Imaginez un Las Vegas en Terre sainte, un immense paquebot rutilant échoué sur un sol aride et parsemé de vieilles pierres. Là où, selon la légende, le Christ a échappé trois fois à la tentation, là où les trompettes de Josué ont mis à bas les remparts, se dresse un bâtiment de verre fumé et de béton, surmonté de frises pharaoniques, un temple dédié à l'amusement, au hasard et à l'argent. Le démon du jeu vient de gagner, à son corps défendant, la ville la plus ancienne du monde. Le casino, qui a tout juste ouvert ses portes, s'appelle l'Oasis.
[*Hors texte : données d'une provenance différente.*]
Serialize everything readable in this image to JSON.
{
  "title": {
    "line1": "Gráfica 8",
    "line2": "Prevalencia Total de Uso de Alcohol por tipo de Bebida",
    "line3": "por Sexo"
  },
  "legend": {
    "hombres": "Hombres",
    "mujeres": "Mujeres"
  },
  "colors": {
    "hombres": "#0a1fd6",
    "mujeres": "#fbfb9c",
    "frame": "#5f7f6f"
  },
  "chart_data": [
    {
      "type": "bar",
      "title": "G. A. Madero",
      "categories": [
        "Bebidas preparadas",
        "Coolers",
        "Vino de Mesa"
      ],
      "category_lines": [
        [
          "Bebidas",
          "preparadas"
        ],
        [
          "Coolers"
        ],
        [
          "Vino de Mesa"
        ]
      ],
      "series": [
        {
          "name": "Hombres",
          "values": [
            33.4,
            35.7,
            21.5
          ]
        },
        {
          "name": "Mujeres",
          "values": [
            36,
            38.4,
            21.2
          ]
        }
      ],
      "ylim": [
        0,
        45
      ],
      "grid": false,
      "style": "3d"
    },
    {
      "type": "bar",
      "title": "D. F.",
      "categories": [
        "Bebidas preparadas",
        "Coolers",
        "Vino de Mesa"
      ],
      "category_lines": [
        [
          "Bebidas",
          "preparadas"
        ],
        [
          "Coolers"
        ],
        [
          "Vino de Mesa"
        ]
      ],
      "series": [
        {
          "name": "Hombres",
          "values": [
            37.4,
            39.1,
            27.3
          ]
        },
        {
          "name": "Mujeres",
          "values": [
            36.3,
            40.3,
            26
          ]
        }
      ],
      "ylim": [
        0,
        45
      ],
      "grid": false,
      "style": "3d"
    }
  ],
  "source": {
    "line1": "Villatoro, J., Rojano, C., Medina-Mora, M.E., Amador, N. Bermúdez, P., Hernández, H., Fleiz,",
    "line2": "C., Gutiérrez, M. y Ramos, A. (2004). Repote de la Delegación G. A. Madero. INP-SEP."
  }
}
C'est un vaste tapis vert perdu au milieu d'un paysage lunaire et désertique, un îlot de luxe et de plaisirs dans une région qui en manque cruellement. Entouré de barreaux et défendu par une armée de gardiens, il se tient à l'écart de la palmeraie et évite le contact avec la population locale. Le visiteur n'a pas besoin d'entrer dans Jéricho et remarque à peine sur le bas-côté de la route les maisons en torchis et délabrées du camp de réfugiés d'Aqabat Jaber.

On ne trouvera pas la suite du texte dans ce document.